An Empirical Study of GNN-Based Heuristics in Robotic Tasks
Advisor: Ulzhalgas Rakhman
Supervisor: Prof. Hector Geffner
Level: Bachelor’s Thesis
Topic
In robotic planning, efficiently finding sequences of actions to reach a goal state is a central challenge. Heuristics play a critical role in guiding search algorithms, and recent work has shown that Graph Neural Networks (GNNs) can learn heuristics directly from structured representations of planning problems. These learned heuristics have the potential to generalize across different tasks, problem sizes, and robotic domains.
The goal of this thesis is to study and evaluate GNN-based heuristics for robotic planning tasks, using the OGBench benchmark suite as a primary testing environment. You will work on adapting existing GNN architectures for numeric and robotic planning tasks, constructing graph-based representations of planning problems, and integrating these heuristics into search-based planning frameworks.
Your work will focus on empirical evaluation: assessing how well GNN heuristics guide search, analyzing their generalization across tasks and domains, and comparing their performance with classical heuristic methods. This thesis offers a combination of practical experimentation, and insights into the strengths and limitations of GNN-based heuristics for robotic tasks.
Goals
- Test existing heuristics or/and policy learning approaches and evaluate their suitability in our setting.
- Encode OGBench tasks as graphs suitable for GNN input, including numeric and relational features.

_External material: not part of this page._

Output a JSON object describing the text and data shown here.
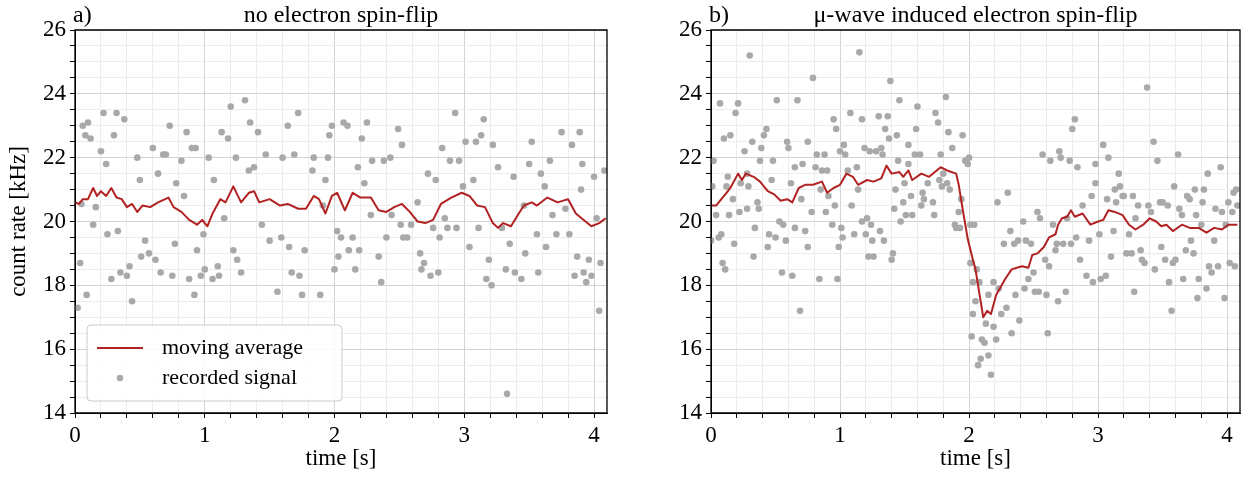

- Investigate how well the heuristics generalize to unseen tasks and larger problem instances within robotic planning domains.
What we expect
- Good knowledge of Graph Neural Networks, Search Algorithms, Classical Planning etc.
- Good Python skills
- Experience with Linux and ROS/ROS2
Interested?
Please contact Ulzhalgas Rakhman and provide a short CV and a transcript of records.
References
[1] S. Park et al., “OGBench: Benchmarking Offline Goal-Conditioned RL”, The Thirteenth International Conference on Learning Representations (ICLR 2025), doi: 10.48550/arXiv.2410.20092.
[2] V. Borelli et al., “Learning Heuristics with Graph Neural Networks for Numeric Planning”, Proceedings of the International Symposium on Combinatorial Search, 18(1), 251-252, doi: 10.1609/socs.v18i1.36003.
[3] S. Stahlberg, “Learning Generalized Policies without Supervision Using GNNs”, In Proceedings of the International Conference on Principles of Knowledge Representation and Reasoning, volume 19, 474–483.